ECLI:NL:RBDHA:2024:11845

Rechtbank Den Haag

Datum uitspraak
21 juni 2024
Publicatiedatum
30 juli 2024
Zaaknummer
NL24.22578, NL24.22580 en NL24.22887
Instantie
Rechtbank Den Haag
Type
Uitspraak
Procedures
  • Voorlopige voorziening
Rechters
Vindplaatsen
  • Rechtspraak.nl
AI samenvatting door LexboostAutomatisch gegenereerd

Afwijzing verzoek voorlopige voorziening asielaanvraag met betrekking tot verantwoordelijkheid België

Op 21 juni 2024 heeft de voorzieningenrechter van de Rechtbank Den Haag uitspraak gedaan in de zaken met de zaaknummers NL24.22578, NL24.22580 en NL24.22887. De verzoekers, bestaande uit meerdere minderjarigen en hun ouders, hebben een verzoek ingediend om een voorlopige voorziening in het kader van hun aanvragen voor een verblijfsvergunning asiel voor bepaalde tijd. De staatssecretaris van Justitie en Veiligheid had eerder besloten om deze aanvragen niet in behandeling te nemen, met als argument dat België verantwoordelijk is voor de behandeling van deze aanvragen.

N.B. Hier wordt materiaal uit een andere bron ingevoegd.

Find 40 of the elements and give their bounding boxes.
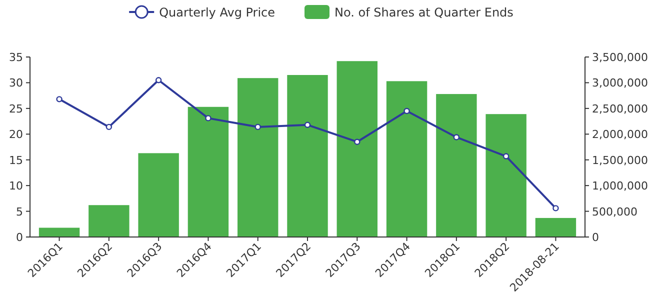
- bar: [38, 228, 80, 237]
- y-tick-label: 25: [9, 102, 23, 116]
- bar: [287, 75, 328, 237]
- bar: [188, 106, 229, 237]
- point: [453, 134, 460, 140]
- y-tick-label: 15: [9, 154, 23, 167]
- y-tick-label: 0: [16, 231, 23, 244]
- bar: [238, 78, 278, 237]
- y-tick-label: 20: [9, 128, 23, 142]
- point: [552, 205, 559, 212]
- point: [155, 77, 162, 84]
- y2-tick-label: 500,000: [592, 205, 638, 218]
- bar: [535, 218, 576, 237]
- y2-tick-label: 1,000,000: [592, 180, 648, 193]
- legend-label: Quarterly Avg Price: [159, 6, 276, 20]
- y2-tick-label: 3,000,000: [592, 76, 648, 90]
- y2-tick-label: 3,500,000: [592, 51, 648, 64]
- point: [205, 115, 212, 122]
- y2-tick-label: 2,500,000: [592, 102, 648, 116]
- point: [304, 122, 311, 128]
- point: [354, 138, 360, 145]
- y2-tick-label: 0: [592, 231, 599, 244]
- point: [502, 153, 510, 160]
- y2-tick-label: 2,000,000: [592, 128, 648, 142]
- y-tick-label: 5: [16, 205, 23, 218]
- y-tick-label: 35: [9, 51, 23, 64]
- point: [404, 108, 410, 114]
- point: [56, 96, 62, 102]
- y-tick-label: 10: [9, 180, 23, 193]
- bar: [138, 153, 179, 237]
- point: [106, 124, 112, 130]
- legend-label: No. of Shares at Quarter Ends: [334, 6, 514, 20]
- bar: [336, 61, 378, 237]
- bar: [436, 94, 477, 237]
- bar: [88, 205, 130, 237]
- y2-tick-label: 1,500,000: [592, 154, 648, 167]
- bar: [386, 81, 428, 237]
- y-tick-label: 30: [9, 76, 23, 90]
- bar: [486, 114, 526, 237]
- point: [254, 124, 261, 130]
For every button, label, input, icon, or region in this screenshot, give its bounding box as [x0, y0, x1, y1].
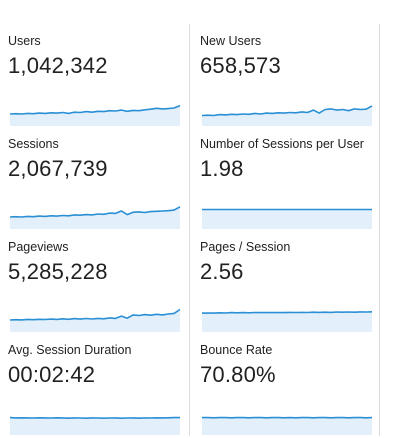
sparkline-area [10, 309, 180, 332]
sparkline-line [9, 308, 181, 321]
metric-card-sessions-per-user[interactable]: Number of Sessions per User 1.98 [190, 127, 380, 230]
metric-value: 1.98 [200, 156, 244, 181]
sparkline-line [201, 105, 373, 117]
metric-label: Avg. Session Duration [8, 343, 132, 357]
metric-label: Sessions [8, 137, 59, 151]
sparkline-line [9, 206, 181, 218]
metric-card-users[interactable]: Users 1,042,342 [0, 24, 190, 127]
sparkline-line [201, 311, 373, 314]
sparkline [9, 416, 180, 435]
sparkline-area [202, 105, 372, 126]
metric-card-avg-session-duration[interactable]: Avg. Session Duration 00:02:42 [0, 333, 190, 436]
sparkline [9, 104, 181, 126]
metric-value: 5,285,228 [8, 259, 108, 284]
sparkline-area [10, 417, 180, 435]
metric-card-sessions[interactable]: Sessions 2,067,739 [0, 127, 190, 230]
sparkline-area [10, 206, 180, 229]
metric-value: 00:02:42 [8, 362, 96, 387]
metric-label: Pageviews [8, 240, 69, 254]
sparkline-line [9, 104, 181, 115]
metric-value: 70.80% [200, 362, 276, 387]
sparkline-area [202, 209, 372, 229]
sparkline-area [202, 311, 372, 332]
metric-value: 2,067,739 [8, 156, 108, 181]
metrics-grid: Users 1,042,342 New Users 658,573 Sessio… [0, 24, 380, 436]
metric-label: New Users [200, 34, 262, 48]
sparkline [202, 416, 373, 435]
metric-value: 1,042,342 [8, 53, 108, 78]
metric-card-bounce-rate[interactable]: Bounce Rate 70.80% [190, 333, 380, 436]
metric-value: 2.56 [200, 259, 244, 284]
metric-label: Number of Sessions per User [200, 137, 364, 151]
metric-label: Pages / Session [200, 240, 291, 254]
sparkline-area [202, 417, 372, 435]
sparkline [201, 311, 373, 332]
metric-card-pages-per-session[interactable]: Pages / Session 2.56 [190, 230, 380, 333]
metric-card-new-users[interactable]: New Users 658,573 [190, 24, 380, 127]
sparkline [202, 208, 372, 229]
metric-card-pageviews[interactable]: Pageviews 5,285,228 [0, 230, 190, 333]
sparkline [9, 206, 181, 229]
sparkline [201, 105, 373, 126]
metric-label: Bounce Rate [200, 343, 273, 357]
sparkline [9, 308, 181, 332]
metric-label: Users [8, 34, 41, 48]
metric-value: 658,573 [200, 53, 281, 78]
sparkline-line [9, 416, 180, 419]
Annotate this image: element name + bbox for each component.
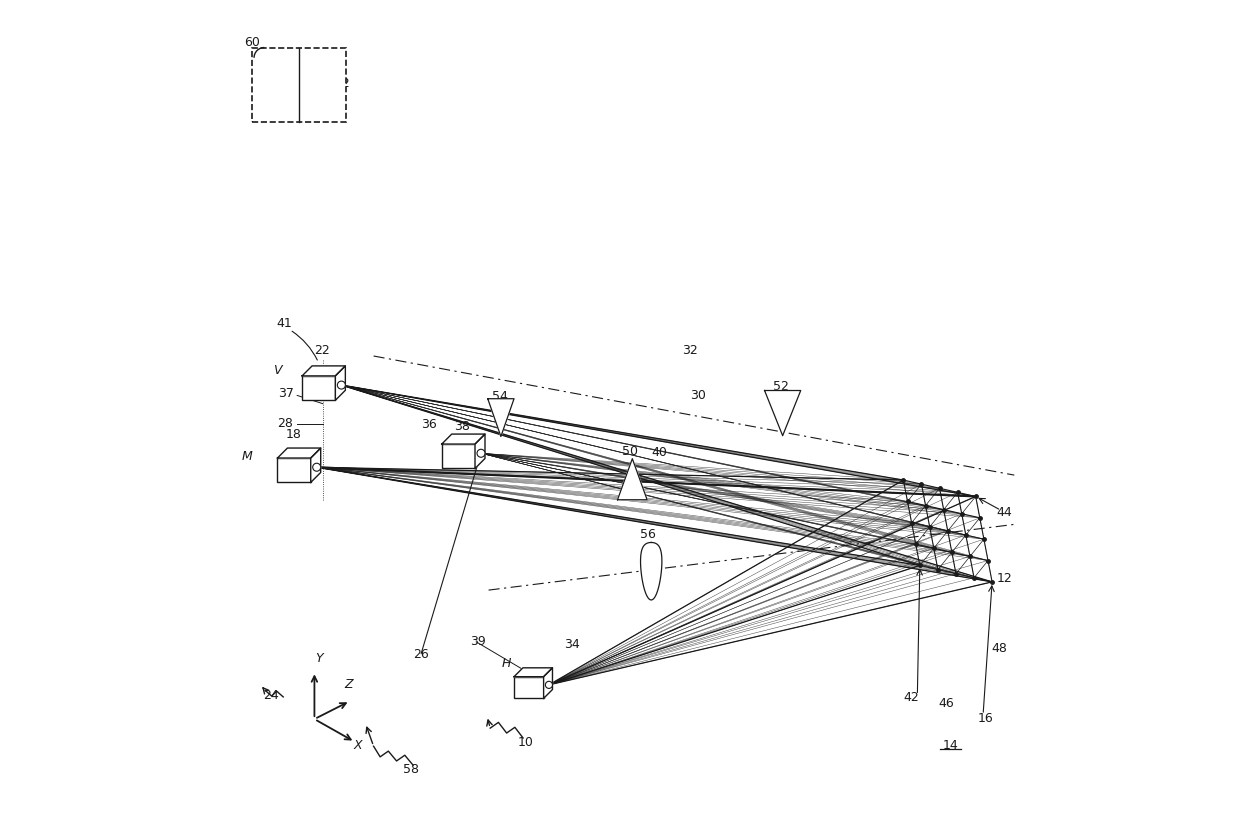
Text: 26: 26 xyxy=(413,648,429,662)
Text: 22: 22 xyxy=(315,344,330,357)
Polygon shape xyxy=(618,459,647,500)
Polygon shape xyxy=(515,668,553,676)
Bar xyxy=(278,458,311,482)
Text: H: H xyxy=(502,657,511,670)
Text: 12: 12 xyxy=(996,572,1012,585)
Circle shape xyxy=(337,381,346,389)
Text: 58: 58 xyxy=(403,763,419,777)
Polygon shape xyxy=(641,543,662,600)
Text: 39: 39 xyxy=(470,635,486,648)
Circle shape xyxy=(312,463,321,471)
Text: 54: 54 xyxy=(492,390,507,404)
Text: 14: 14 xyxy=(942,739,959,752)
Text: M: M xyxy=(242,451,253,463)
Text: V: V xyxy=(273,364,281,377)
Polygon shape xyxy=(441,434,485,444)
Circle shape xyxy=(546,681,553,688)
Text: 30: 30 xyxy=(689,389,706,402)
Polygon shape xyxy=(487,399,515,437)
Text: 60: 60 xyxy=(244,36,260,50)
Text: 16: 16 xyxy=(977,711,993,724)
Polygon shape xyxy=(278,448,321,458)
Text: 20: 20 xyxy=(515,690,531,702)
Polygon shape xyxy=(335,366,346,400)
Text: 24: 24 xyxy=(263,690,279,702)
Circle shape xyxy=(477,449,485,457)
Bar xyxy=(252,48,346,122)
Bar xyxy=(303,376,335,400)
Text: 46: 46 xyxy=(937,697,954,710)
Bar xyxy=(441,444,475,468)
Text: Z: Z xyxy=(345,678,353,691)
Polygon shape xyxy=(475,434,485,468)
Text: 41: 41 xyxy=(277,318,293,330)
Text: 50: 50 xyxy=(621,445,637,457)
Polygon shape xyxy=(311,448,321,482)
Text: 48: 48 xyxy=(991,642,1007,655)
Text: 36: 36 xyxy=(422,418,436,432)
Text: 62: 62 xyxy=(334,77,350,89)
Polygon shape xyxy=(765,390,801,436)
Polygon shape xyxy=(543,668,553,698)
Text: 28: 28 xyxy=(277,418,293,431)
Text: 10: 10 xyxy=(517,736,533,749)
Text: 42: 42 xyxy=(904,691,919,704)
Text: 52: 52 xyxy=(773,380,789,394)
Text: 44: 44 xyxy=(996,506,1012,519)
Text: 18: 18 xyxy=(285,428,301,441)
Text: Y: Y xyxy=(315,652,324,665)
Text: 34: 34 xyxy=(564,638,580,652)
Bar xyxy=(515,676,543,698)
Text: 38: 38 xyxy=(454,420,470,433)
Text: 32: 32 xyxy=(682,344,697,357)
Text: X: X xyxy=(353,739,362,752)
Polygon shape xyxy=(303,366,346,376)
Text: 56: 56 xyxy=(640,528,656,542)
Text: 37: 37 xyxy=(278,387,294,400)
Text: 40: 40 xyxy=(651,447,667,459)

De verzoekers hebben tegen deze besluiten beroep ingesteld en vroegen de voorzieningenrechter om een voorlopige voorziening te treffen. De zitting vond plaats op 18 juni 2024, waarbij de verzoekers werden vertegenwoordigd door hun gemachtigde, mr. V. Senczuk, en de staatssecretaris door mr. M.K. Ruijzendaal. Tijdens de zitting is ook een andere zaak behandeld, namelijk die met de nummers NL24.22577, NL24.22579 en NL24.22885.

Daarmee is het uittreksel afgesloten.